1.46 Paardenhouderij

  1. productiegerichte paardenhouderij: een paardenhouderij waarbij uitsluitend of in hoofdzaak handelingen aan en/of met paarden verricht die primair gericht zijn op het voortbrengen, africhten en trainen en verhandelen van paarden;
  2. gebruiksgerichte paardenhouderij: een paardenhouderij waar het rijden met paarden primair gericht is op de ruiter/amazone.

1.47 Paardenstalling

Een bedrijf waarvan de activiteiten uitsluitend of in hoofdzaak bestaan uit het houden van paarden van derden, waaronder tevens wordt begrepen de verhuur van stalling met accommodatie en-/of weiland en het verzorgen van paarden.

1.48 Paddock

Een door middel van een afscheiding van een perceel afgezonderd stuk grond ingericht en bedoeld voor het vrij laten loslopen van paarden meestal als uitloop van een stal.

1.49 Pand

De kleinste bij de totstandkoming functioneel en bouwkundig-constructief zelfstandige eenheid die direct en duurzaam met de aarde is verbonden en betreedbaar en afsluitbaar is.

1.50 Peil

Onder het peil wordt verstaan:
  1. voor een bouwwerk op een perceel, waarvan de hoofdtoegang direct aan de weg grenst: de hoogte van de weg ter plaatse van die hoofdtoegang met dien verstande dat indien een terrein is gelegen aan meerdere wegen de laagste weg bepalend is;
  2. in andere gevallen: de gemiddelde hoogte van het aansluitende afgewerkte maaiveld;
  3. indien in of op het water wordt gebouwd: het plaatselijk aan te houden waterpeil.

1.51 Prostitutie

Het zich beschikbaar stellen tot het verrichten van seksuele handelingen met een ander tegen vergoeding.

1.52 Seksinrichting

Een (gedeelte van een) gebouw waarin handelingen en/ of vertoningen plaatsvinden van erotische en/ of pornografische aard, waaronder mede worden begrepen:
  1. seksbioscoop, -theater of -automatenhal: een inrichting of daarmee gelijk te stellen gelegenheid waarin al dan niet door middel van automaten filmvoorstellingen of vertoningen van erotische aard worden gegeven;
  2. sekswinkel: een ruimte voor het bedrijfsmatig te koop aanbieden, waaronder de uitstalling ten verkoop, verkopen en/ of leveren van seksartikelen aan de uiteindelijke verbruiker of gebruiker;
  3. seksclub: een inrichting of daarmee gelijk te stellen gelegenheid waarin de mogelijkheid wordt geboden tot seksueel vertier.

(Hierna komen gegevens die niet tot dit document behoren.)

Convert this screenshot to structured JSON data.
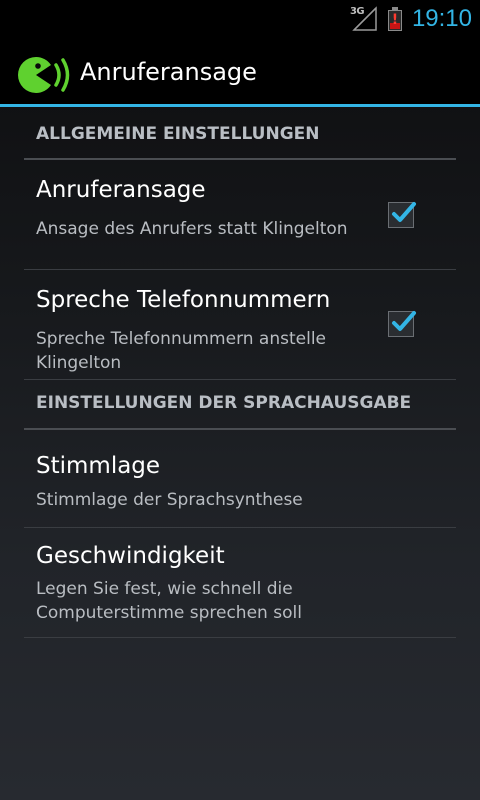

1.53 Staat van bedrijfsactiviteiten

De Staat van bedrijfsactiviteiten die van deze regels onderdeel uitmaakt.

1.54 Stapmolen

Ruimte in de vorm van een cirkel, waar meerdere paarden tegelijk kunnen stappen door middel van aansturing via een computergestuurde bedieningskast.

1.55 Teeltondersteunende voorzieningen

Voorzieningen (o.a. boog-of gaaskassen niet zijnde teeltondersteunende kassen) in, op of boven de
grond die door agrarische bedrijven met plantaardige teelten worden gebruikt, om minimaal een van
de volgende doelen na te streven:
  • verbetering van de productie, onder meer door teeltvervroeging en -verlating, terugdringing van onkruidgroei en beperking van vraatschade;
  • verbetering van de arbeidsomstandigheden, onder meer door gewassen verhoogd te telen;
  • het bereiken van positieve effecten op milieu en water (bodembescherming, terugdringing onkruidbestrijding, effectief omgaan met water) of
  • het voorkomen van schade door vorst.

1.56 Uitbouw

Een gebouw dat als vergroting van een bestaande ruimte is gebouwd aan een hoofdgebouw, waarmee het in functioneel opzicht verbonden is, en dat door de vorm als een afzonderlijke en duidelijk ondergeschikte aanvulling op dat hoofdgebouw onderscheiden kan worden en in architectonisch opzicht ondergeschikt is aan het hoofdgebouw.

1.57 Voorgevel

De naar de weg gekeerde gevel van een gebouw of, indien het een gebouw betreft met meer dan één naar de weg gekeerde gevel, de gevel die kennelijk als zodanig moet worden aangemerkt.

1.58 Voorgevelrooilijn

Een lijn die evenwijdig aan de as van de weg, langs een wegzijde met een regelmatig ligging van de voorgevel van de bestaande bebouwing is gelegen, die zoveel mogelijk aansluit aan de voorgevels van de bestaande bebouwing en zoveel mogelijk overeenkomstig de richting van de weg loopt.

1.59 Watergang

Een werk dienend om in het openbaar belang water te ontvangen, te bergen, af en toe te voeren, de boven water gelegen taluds, bermen en onderhoudspaden daaronder mede begrepen.

1.60 Weg

Alle voor het openbaar verkeer openstaande wegen of paden met inbegrip van de daarin liggende bruggen en duikers en de tot die wegen behorende paden en bermen of zijkanten.

1.61 Wisselteelt

Een gebruik van agrarische gronden ten behoeve van bollenteelt, akkerbouw of tuinbouw gedurende maximaal één jaar en met tussenpozen van minimaal 4 jaar.

1.62 Woning

Een complex van ruimten, bedoeld voor de huisvesting van één afzonderlijk huishouden.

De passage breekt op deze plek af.